1. Breasts get fat. In your 20s, your boobs are made up of fat, milk glands and collagen -- the connective tissue that keeps them firm. "But as you age, the glands and collagen shrink and are replaced by more and more fat," explains Laurie A. Casas, a plastic surgeon and associate professor of surgery at Northwestern Feinberg School of Medicine. Instead of making your bra size go up, however, the added flab can send breasts down, closer to the floor, if you catch our drift. Wearing an underwire bra (whether you're an A-cup or a D) can help fight sagging over time.
2. But they weigh less than you think. That surge in the scale isn't your set's fault: An A-cup clocks in at only a quarter pound; a B, about half a pound; a C, three-quarters of a pound; and a D, around one pound.
3. They're thin-skinned. "Because they were stretched as you developed, breasts have thinner skin than the rest of your body, leaving them susceptible to dryness," says Laurie Polis, a dermatologist in New York City. Keep your pair supple by moisturizing them with a firming cream that stimulates collagen and elastin growth and has UV protection and retinol to prevent wrinkling. Don't ignore your nipples either; they're also prone to dryness. Give them a daily dose of a superemollient moisturizer, like Vaseline or Aquaphor.
4. Stray strands are normal. Almost all women have some degree of nipple hair. "Having 2 to 15 dark, straight strands growing at one time is extremely common," explains Debra Jaliman, M.D., a clinical instructor of dermatology at Mount Sinai School of Medicine in New York City. The general rule is, the darker your skin and the hair on your head, the more nipple hair you'll have. If the hair bothers you, waxing it away is fine. But if you have only a few strands, it's easier to tweeze: Clean the area with alcohol, pluck each hair, then wipe down the affected skin with an antibacterial lotion to prevent infection. That should give you a week or two before you have to break out the tweezers again.
5. Each pair has its own point. Not only do nipples come in varying sizes, they also point in different directions. "Whether your nipples go up, down, left or right depends on their structure and where the areolae sit on the breasts," says Dr. Casas. "Some areolae rest a little higher, which can angle the nipples upward. Others rest lower or are closer to the edges of the breasts." Some women even sport a pair that aim in opposing directions.

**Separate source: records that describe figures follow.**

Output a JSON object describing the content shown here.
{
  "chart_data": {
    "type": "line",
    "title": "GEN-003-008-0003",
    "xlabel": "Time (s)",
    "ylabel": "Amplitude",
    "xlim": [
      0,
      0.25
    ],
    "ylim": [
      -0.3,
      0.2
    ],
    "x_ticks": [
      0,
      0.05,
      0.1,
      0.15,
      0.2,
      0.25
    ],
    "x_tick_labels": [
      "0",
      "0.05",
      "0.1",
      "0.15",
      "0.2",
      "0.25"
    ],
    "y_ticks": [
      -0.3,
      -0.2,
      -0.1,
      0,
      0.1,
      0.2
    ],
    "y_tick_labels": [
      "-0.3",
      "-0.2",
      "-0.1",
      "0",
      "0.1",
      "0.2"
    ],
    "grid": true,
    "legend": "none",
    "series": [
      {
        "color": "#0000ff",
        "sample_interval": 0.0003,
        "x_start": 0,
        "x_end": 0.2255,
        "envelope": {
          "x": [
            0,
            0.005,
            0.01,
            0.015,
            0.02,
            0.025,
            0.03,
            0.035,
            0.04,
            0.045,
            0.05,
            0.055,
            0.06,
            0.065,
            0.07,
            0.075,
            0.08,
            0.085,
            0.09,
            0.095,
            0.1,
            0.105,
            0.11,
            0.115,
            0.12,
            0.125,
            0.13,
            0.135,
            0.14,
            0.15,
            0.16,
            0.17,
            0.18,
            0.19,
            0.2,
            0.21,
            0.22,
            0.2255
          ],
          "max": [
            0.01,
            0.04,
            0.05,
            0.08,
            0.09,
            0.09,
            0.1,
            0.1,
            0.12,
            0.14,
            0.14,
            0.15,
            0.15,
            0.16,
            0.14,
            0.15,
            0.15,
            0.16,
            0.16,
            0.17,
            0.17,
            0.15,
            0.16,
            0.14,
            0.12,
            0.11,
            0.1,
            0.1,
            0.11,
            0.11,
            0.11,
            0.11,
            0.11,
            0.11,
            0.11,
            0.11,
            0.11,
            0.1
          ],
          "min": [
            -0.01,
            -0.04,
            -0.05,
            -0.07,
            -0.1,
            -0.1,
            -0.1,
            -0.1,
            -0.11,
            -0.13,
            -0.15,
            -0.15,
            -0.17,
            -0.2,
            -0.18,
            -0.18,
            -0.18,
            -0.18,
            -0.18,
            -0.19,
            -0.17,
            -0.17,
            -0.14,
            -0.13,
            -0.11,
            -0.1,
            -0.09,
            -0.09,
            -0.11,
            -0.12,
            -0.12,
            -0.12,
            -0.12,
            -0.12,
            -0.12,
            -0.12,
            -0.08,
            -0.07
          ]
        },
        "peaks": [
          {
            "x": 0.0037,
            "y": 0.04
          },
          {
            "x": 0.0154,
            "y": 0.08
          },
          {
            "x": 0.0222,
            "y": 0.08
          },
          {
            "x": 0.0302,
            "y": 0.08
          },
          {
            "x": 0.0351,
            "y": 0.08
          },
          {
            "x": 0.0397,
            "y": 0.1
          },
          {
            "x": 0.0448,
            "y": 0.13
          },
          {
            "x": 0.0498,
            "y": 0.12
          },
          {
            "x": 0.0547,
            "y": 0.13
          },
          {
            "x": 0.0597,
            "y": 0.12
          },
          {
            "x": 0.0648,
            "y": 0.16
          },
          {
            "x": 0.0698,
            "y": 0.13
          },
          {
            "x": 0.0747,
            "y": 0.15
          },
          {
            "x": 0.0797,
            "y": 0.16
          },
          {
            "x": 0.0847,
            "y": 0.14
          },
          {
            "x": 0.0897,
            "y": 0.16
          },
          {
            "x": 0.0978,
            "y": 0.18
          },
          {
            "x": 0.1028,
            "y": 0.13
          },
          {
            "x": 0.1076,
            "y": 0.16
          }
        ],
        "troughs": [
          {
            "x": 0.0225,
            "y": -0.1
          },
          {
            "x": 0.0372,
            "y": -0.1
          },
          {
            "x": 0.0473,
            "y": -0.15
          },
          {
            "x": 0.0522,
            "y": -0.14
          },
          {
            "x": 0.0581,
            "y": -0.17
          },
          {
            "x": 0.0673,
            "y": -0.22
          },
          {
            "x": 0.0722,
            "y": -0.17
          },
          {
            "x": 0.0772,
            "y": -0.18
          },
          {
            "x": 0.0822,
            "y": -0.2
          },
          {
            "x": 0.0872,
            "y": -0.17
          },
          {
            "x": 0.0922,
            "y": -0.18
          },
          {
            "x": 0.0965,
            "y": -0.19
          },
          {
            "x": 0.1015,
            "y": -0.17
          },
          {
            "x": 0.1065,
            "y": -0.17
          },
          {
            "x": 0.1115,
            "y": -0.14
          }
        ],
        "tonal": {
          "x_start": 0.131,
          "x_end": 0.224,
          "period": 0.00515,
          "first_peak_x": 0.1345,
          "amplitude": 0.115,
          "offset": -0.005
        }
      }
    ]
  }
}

6. They have their own monthly cycle. "Fluctuating hormones cause your breast tissue to change week by week," explains Hilda Hutcherson, M.D., associate professor of obstetrics and gynecology at Columbia University. In the days after your period, breast tissue feels smoothest, thanks to even hormone levels. Midcycle, your nipples may become more sexually sensitive, due to increased estrogen levels. Finally, the week before and during your period, extra progesterone may leave your set swollen, bumpy and tender. Popping an OTC painkiller and cutting back on caffeine can help quell the ache.
7. There's a right time to take them to the doctor. Because your boobs are at their smoothest and least tender the week after your period, it's the best time to have your gyno check out any unusual lumpiness or swelling. "Your doc will have an easier time diagnosing the problem because it'll be easier to detect something abnormal," says Dr. Hutcherson.
8. Four million of them are fake. About two million women in the United States have breast implants, with 250,000 going under the knife each year. But if you think it's mostly Jenna Jameson wannabes getting boob jobs, read on: The average age of a woman who gets implants is 34, and 90 percent do it after they have had kids. "Most women increase two cup sizes," says Leroy Young, M.D., chair of the breast surgery committee of the American Society for Aesthetic Plastic Surgery. No, they're not always happy with the results: Six percent of women who sport a fake set return for a size adjustment or to have them taken out altogether.
9. But implants still pose health risks. Though research hasn't conclusively linked implants to serious health ills like immune-system disorders or an increased risk of cancer, both silicone (which has been unavailable to most women in the U.S. since 1992) and the far more common saline type can still cause side effects. "In less than 10 percent of cases, either kind can deflate, leak or become wrinkled, requiring another operation to replace the damaged implant," says Dr. Casas. Another complication is called capsular contracture, which is when the scar tissue that naturally forms around implants tightens, causing the breast to feel hard. "This also requires another procedure to fix," she adds. And as with any operation, there's the small but dangerous risk of infection and excessive bleeding.